G'day! Welcome to my blog. I only post intermittently. If you'd like to keep track of what I'm doing, please consider subscribing to my RSS feed. You can also follow me on Twitter (1-20 short posts a day) and Tumblr (a few found objects per month).
I'm having trouble storing feedparser results in a Django model.
It's all about timestamps. Feedparser returns timestamps in a standard time nine-tuple, asserting UTC. Django wants datetime objects. So, I'm trying to translate:
django_timestamp = datetime.datetime.fromtimestamp(time.mktime(feedparser_timestamp))
feedparser_timestamp = django_timestamp.utctimetuple()
This works fine for the majority of timestamps, but sometimes translating to datetime and back mutates the timestamp. In turn, that makes get-if-modified-since somewhat unreliable. Here are some examples, from my log file:
WARNING: (2004, 11, 19, 5, 13, 31, 4, 324, 0) => datetime.datetime(2004, 11, 19, 6, 13, 31) => (2004, 11, 19, 6, 13, 31, 4, 324, 0)

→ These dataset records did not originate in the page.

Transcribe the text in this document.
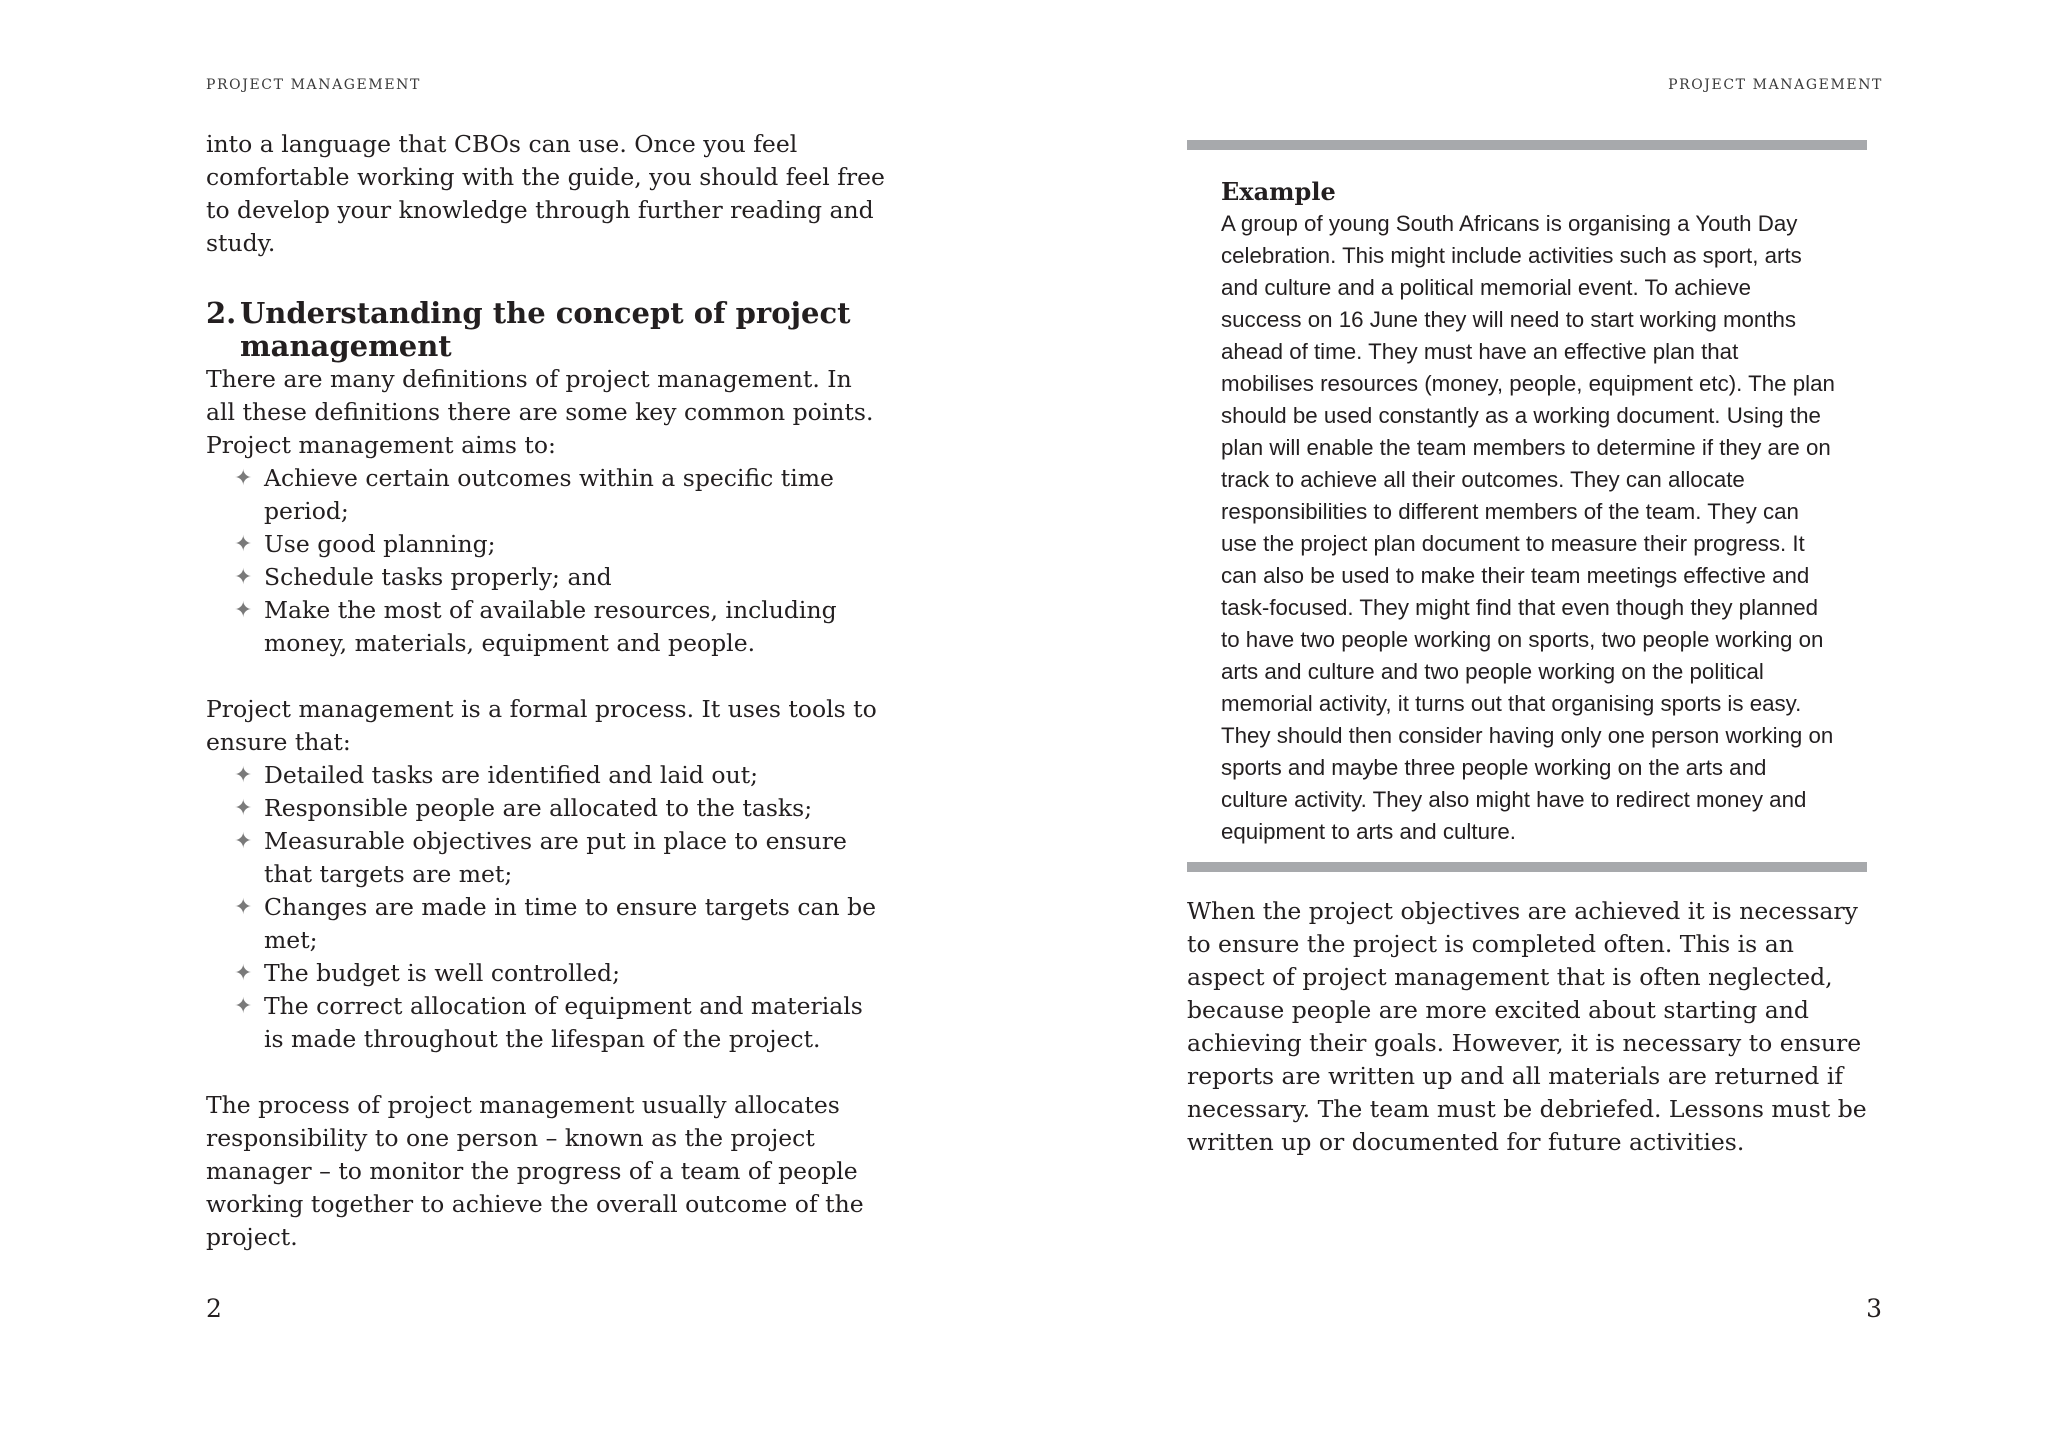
PROJECT MANAGEMENT

into a language that CBOs can use. Once you feel comfortable working with the guide, you should feel free to develop your knowledge through further reading and study.

2. Understanding the concept of project management

There are many definitions of project management. In all these definitions there are some key common points. Project management aims to:

✦ Achieve certain outcomes within a specific time period;
✦ Use good planning;
✦ Schedule tasks properly; and
✦ Make the most of available resources, including money, materials, equipment and people.

Project management is a formal process. It uses tools to ensure that:

✦ Detailed tasks are identified and laid out;
✦ Responsible people are allocated to the tasks;
✦ Measurable objectives are put in place to ensure that targets are met;
✦ Changes are made in time to ensure targets can be met;
✦ The budget is well controlled;
✦ The correct allocation of equipment and materials is made throughout the lifespan of the project.

The process of project management usually allocates responsibility to one person – known as the project manager – to monitor the progress of a team of people working together to achieve the overall outcome of the project.

2
PROJECT MANAGEMENT
3

Example

A group of young South Africans is organising a Youth Day celebration. This might include activities such as sport, arts and culture and a political memorial event. To achieve success on 16 June they will need to start working months ahead of time. They must have an effective plan that mobilises resources (money, people, equipment etc). The plan should be used constantly as a working document. Using the plan will enable the team members to determine if they are on track to achieve all their outcomes. They can allocate responsibilities to different members of the team. They can use the project plan document to measure their progress. It can also be used to make their team meetings effective and task-focused. They might find that even though they planned to have two people working on sports, two people working on arts and culture and two people working on the political memorial activity, it turns out that organising sports is easy. They should then consider having only one person working on sports and maybe three people working on the arts and culture activity. They also might have to redirect money and equipment to arts and culture.

When the project objectives are achieved it is necessary to ensure the project is completed often. This is an aspect of project management that is often neglected, because people are more excited about starting and achieving their goals. However, it is necessary to ensure reports are written up and all materials are returned if necessary. The team must be debriefed. Lessons must be written up or documented for future activities.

WARNING: (2005, 11, 2, 2, 17, 55, 2, 306, 0) => datetime.datetime(2005, 11, 2, 3, 17, 55) => (2005, 11, 2, 3, 17, 55, 2, 306, 0)
WARNING: (2006, 12, 13, 0, 21, 25, 2, 347, 0) => datetime.datetime(2006, 12, 13, 1, 21, 25) => (2006, 12, 13, 1, 21, 25, 2, 347, 0)
WARNING: (2004, 11, 14, 23, 55, 31, 6, 319, 0) => datetime.datetime(2004, 11, 15, 0, 55, 31) => (2004, 11, 15, 0, 55, 31, 0, 320, 0)
I'm off by an hour. I smell a problem with daylight savings. I just wish I knew what to do about it.
I've waved a dead chicken at this one all the ways I know how. Every change I make breaks the conversion entirely. So, I'm throwing this out to the community in the hope that someone can help me.
{ 1 trackback }
{ 17 comments }
You could try something like this:
>>> dt = datetime.datetime(*fp_time_tuple[:-3])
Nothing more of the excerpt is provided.